Which brings us, sadly, to the Midnight Madness disappointments of 2015 (you didn’t think I liked them all, did you?). Joe Begos’ “The Mind’s Eye” is a disastrous follow-up to his TIFF hit “Almost Human.” Why don’t more Carpenter acolytes remember the skill that the master showed with actors instead of just replicating his style? It’s often the problem with films made be the generation that grew up on “The Thing” and “The Fog.” They forget to direct their actors, or at least to cast them well, and that’s the biggest problem with “Mind’s Eye,” a film about a “Scanners”-esque battle between people with telekinetic powers that contains performances so horrendous that one starts to wonder if they’re not intentionally bad.

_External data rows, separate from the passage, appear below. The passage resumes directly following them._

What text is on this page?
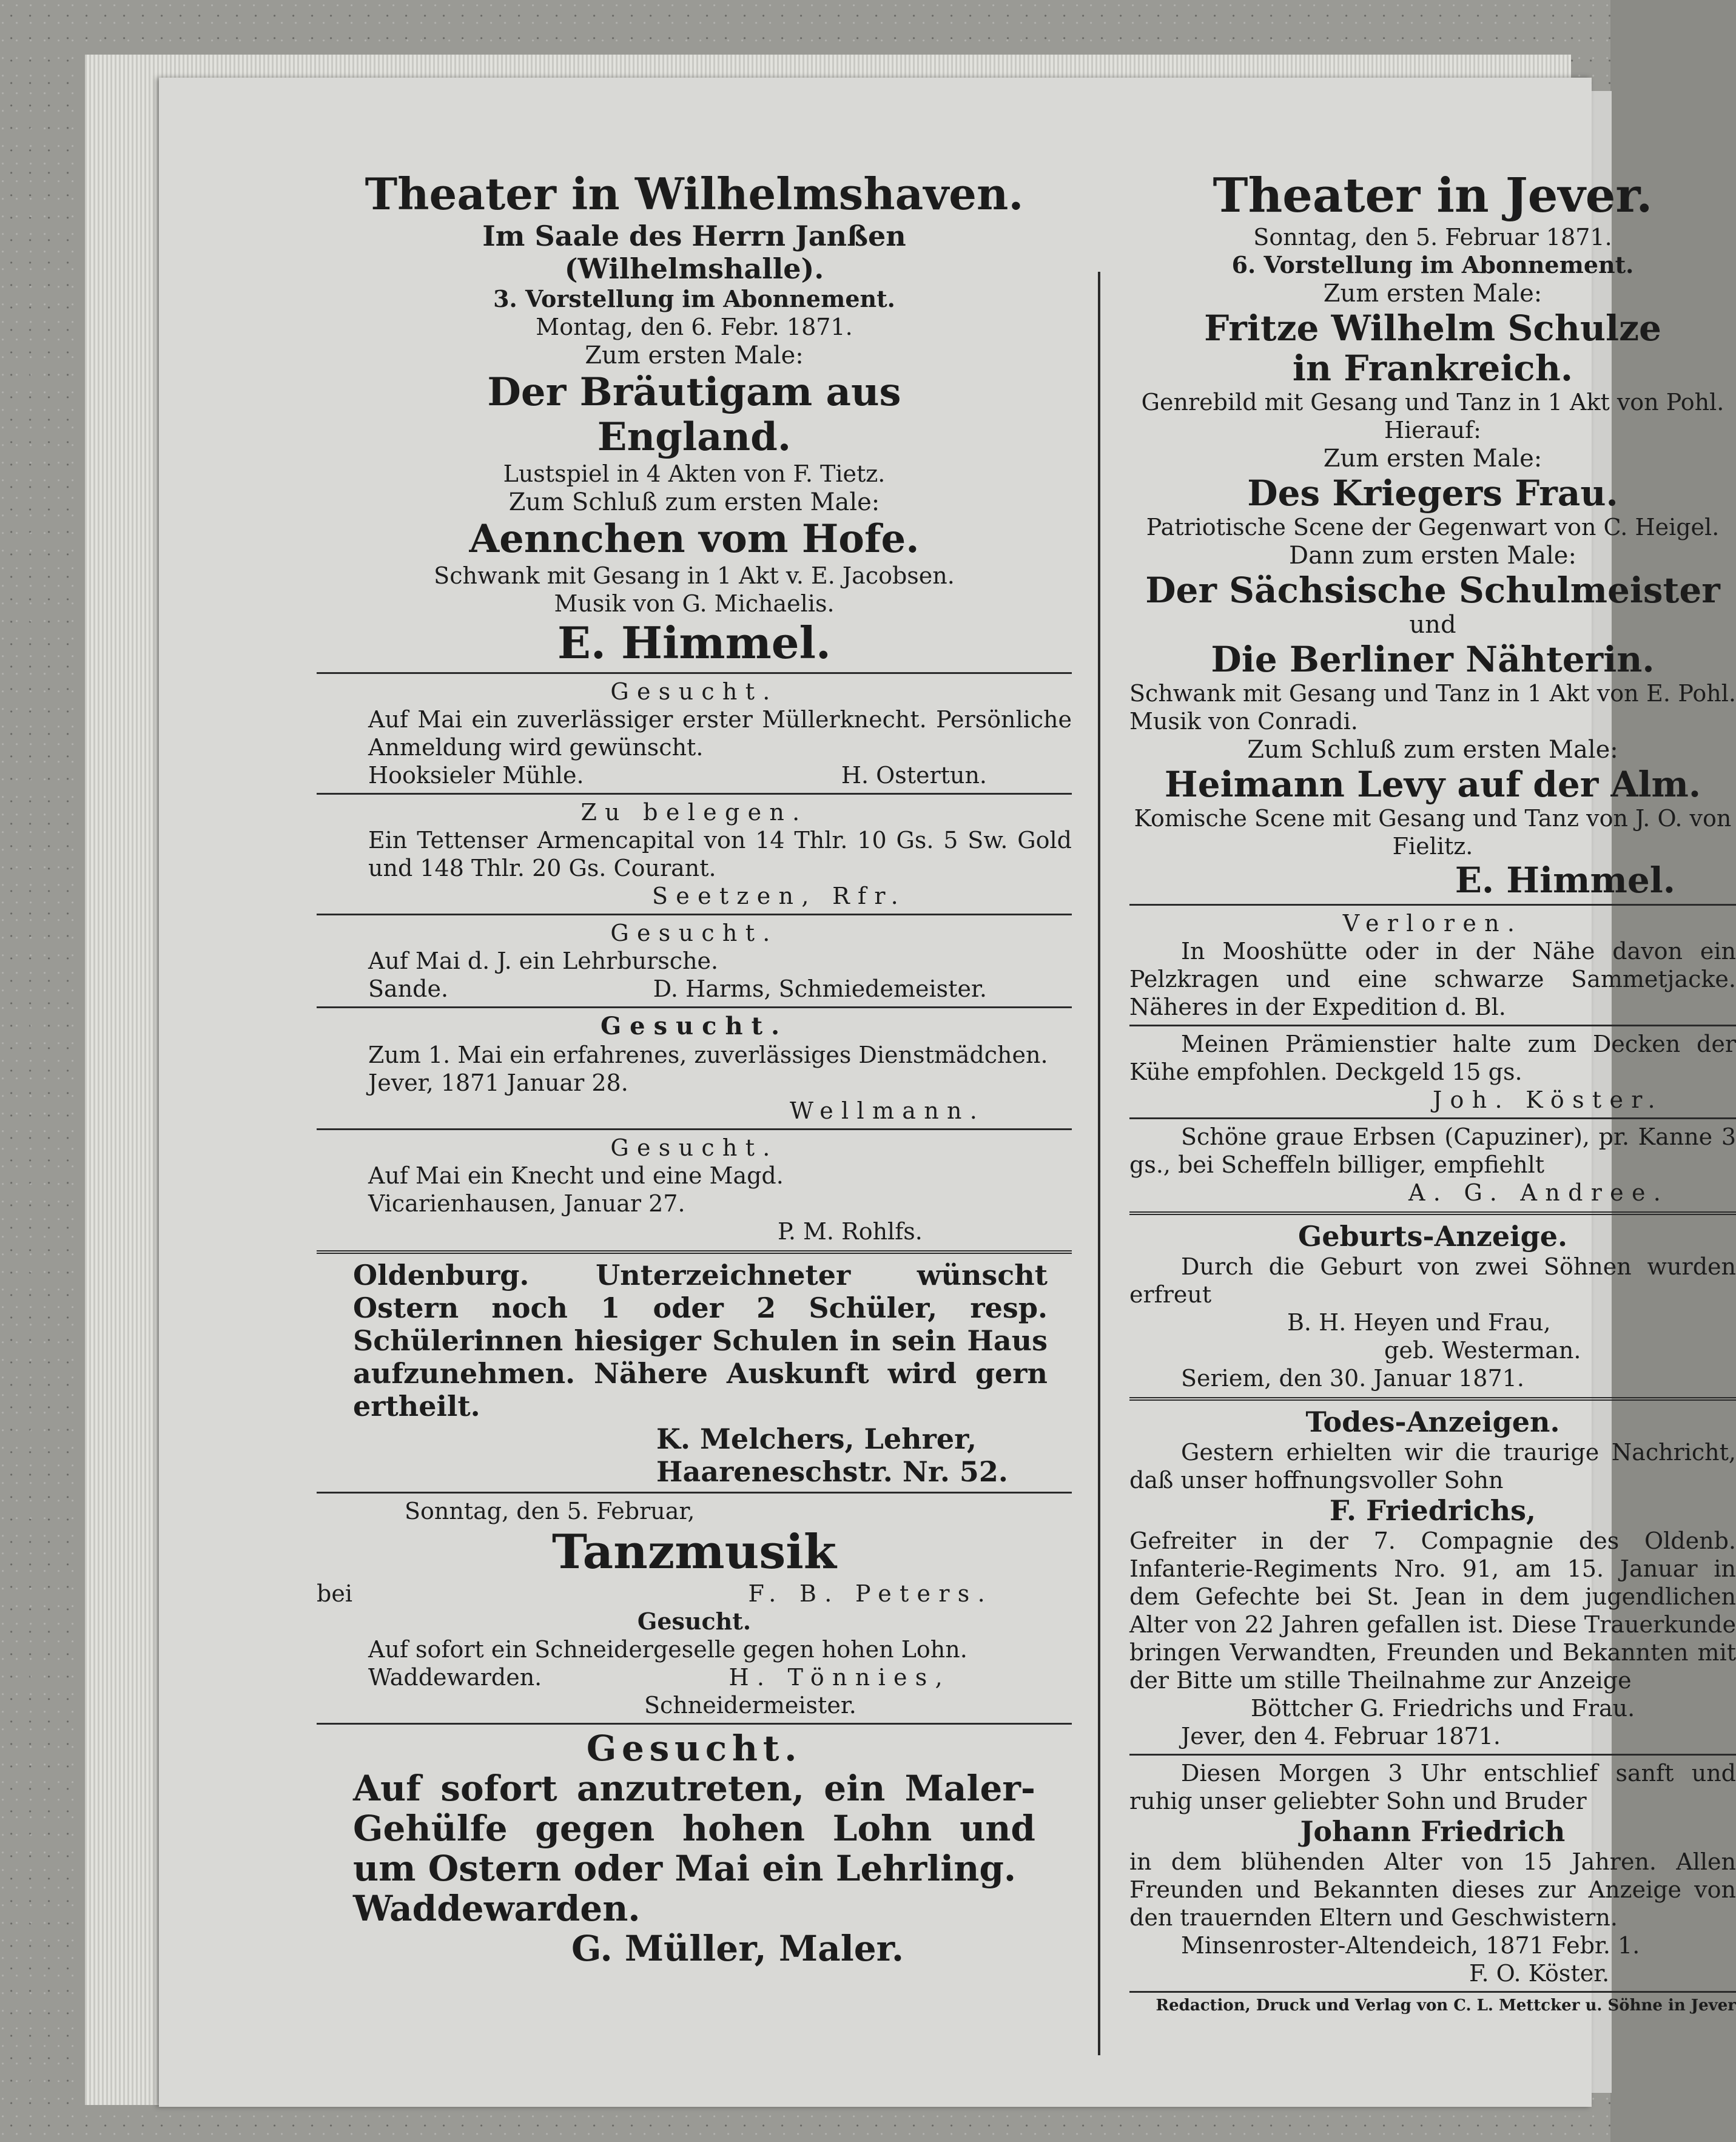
Theater in Wilhelmshaven.

Im Saale des Herrn Janßen

(Wilhelmshalle).

3. Vorstellung im Abonnement.

Montag, den 6. Febr. 1871.

Zum ersten Male:

Der Bräutigam aus

England.

Lustspiel in 4 Akten von F. Tietz.

Zum Schluß zum ersten Male:

Aennchen vom Hofe.

Schwank mit Gesang in 1 Akt v. E. Jacobsen.

Musik von G. Michaelis.

E. Himmel.

Gesucht.

Auf Mai ein zuverlässiger erster Müllerknecht. Persönliche Anmeldung wird gewünscht.

Hooksieler Mühle.	H. Ostertun.

Zu belegen.

Ein Tettenser Armencapital von 14 Thlr. 10 Gs. 5 Sw. Gold und 148 Thlr. 20 Gs. Courant.

Seetzen, Rfr.

Gesucht.

Auf Mai d. J. ein Lehrbursche.

Sande.	D. Harms, Schmiedemeister.

Gesucht.

Zum 1. Mai ein erfahrenes, zuverlässiges Dienstmädchen.

Jever, 1871 Januar 28.

Wellmann.

Gesucht.

Auf Mai ein Knecht und eine Magd.

Vicarienhausen, Januar 27.

P. M. Rohlfs.

Oldenburg. Unterzeichneter wünscht Ostern noch 1 oder 2 Schüler, resp. Schülerinnen hiesiger Schulen in sein Haus aufzunehmen. Nähere Auskunft wird gern ertheilt.

K. Melchers, Lehrer,

Haareneschstr. Nr. 52.

Sonntag, den 5. Februar,

Tanzmusik

bei	F. B. Peters.

Gesucht.

Auf sofort ein Schneidergeselle gegen hohen Lohn.

Waddewarden.	H. Tönnies,

Schneidermeister.

Gesucht.

Auf sofort anzutreten, ein Maler-Gehülfe gegen hohen Lohn und um Ostern oder Mai ein Lehrling.

Waddewarden.

G. Müller, Maler.

Theater in Jever.

Sonntag, den 5. Februar 1871.

6. Vorstellung im Abonnement.

Zum ersten Male:

Fritze Wilhelm Schulze

in Frankreich.

Genrebild mit Gesang und Tanz in 1 Akt von Pohl.

Hierauf:

Zum ersten Male:

Des Kriegers Frau.

Patriotische Scene der Gegenwart von C. Heigel.

Dann zum ersten Male:

Der Sächsische Schulmeister

und

Die Berliner Nähterin.

Schwank mit Gesang und Tanz in 1 Akt von E. Pohl. Musik von Conradi.

Zum Schluß zum ersten Male:

Heimann Levy auf der Alm.

Komische Scene mit Gesang und Tanz von J. O. von Fielitz.

E. Himmel.

Verloren.

In Mooshütte oder in der Nähe davon ein Pelzkragen und eine schwarze Sammetjacke. Näheres in der Expedition d. Bl.

Meinen Prämienstier halte zum Decken der Kühe empfohlen. Deckgeld 15 gs.

Joh. Köster.

Schöne graue Erbsen (Capuziner), pr. Kanne 3 gs., bei Scheffeln billiger, empfiehlt

A. G. Andree.

Geburts-Anzeige.

Durch die Geburt von zwei Söhnen wurden erfreut

B. H. Heyen und Frau,

geb. Westerman.

Seriem, den 30. Januar 1871.

Todes-Anzeigen.

Gestern erhielten wir die traurige Nachricht, daß unser hoffnungsvoller Sohn

F. Friedrichs,

Gefreiter in der 7. Compagnie des Oldenb. Infanterie-Regiments Nro. 91, am 15. Januar in dem Gefechte bei St. Jean in dem jugendlichen Alter von 22 Jahren gefallen ist. Diese Trauerkunde bringen Verwandten, Freunden und Bekannten mit der Bitte um stille Theilnahme zur Anzeige

Böttcher G. Friedrichs und Frau.

Jever, den 4. Februar 1871.

Diesen Morgen 3 Uhr entschlief sanft und ruhig unser geliebter Sohn und Bruder

Johann Friedrich

in dem blühenden Alter von 15 Jahren. Allen Freunden und Bekannten dieses zur Anzeige von den trauernden Eltern und Geschwistern.

Minsenroster-Altendeich, 1871 Febr. 1.

F. O. Köster.

Redaction, Druck und Verlag von C. L. Mettcker u. Söhne in Jever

I don’t believe they are. And, either way, it’s a grating, annoying experience.
“Baskin” starts more promisingly, but becomes similarly worthless due to repetition and unfocused direction. The debut from Can Evrenol plays like “The Raid” if the cops in that movie found Satanists and the creatures they draw forward instead of gun-toting enemies. Sounds fun, right? And it is for the first act, in which Evrenol folds the film in on itself a few times chronologically, making us uncertain if these guys aren’t literally stuck in a nightmare not unlike getting trapped in Freddy Krueger’s world. Sadly, all sense of invention disappears as the film becomes an orgy of ugliness and loses its style in favor of aggressive disturbing imagery. What’s funny is that images I’ll remember most from the horror offerings at TIFF this year aren’t the body parts but the haunted eyes from “February” or the abject fear from “The Devil’s Candy.” Horror has never and will never be just about blood and gore. The best of Midnight Madness from TIFF this year served as a reminder of that fact.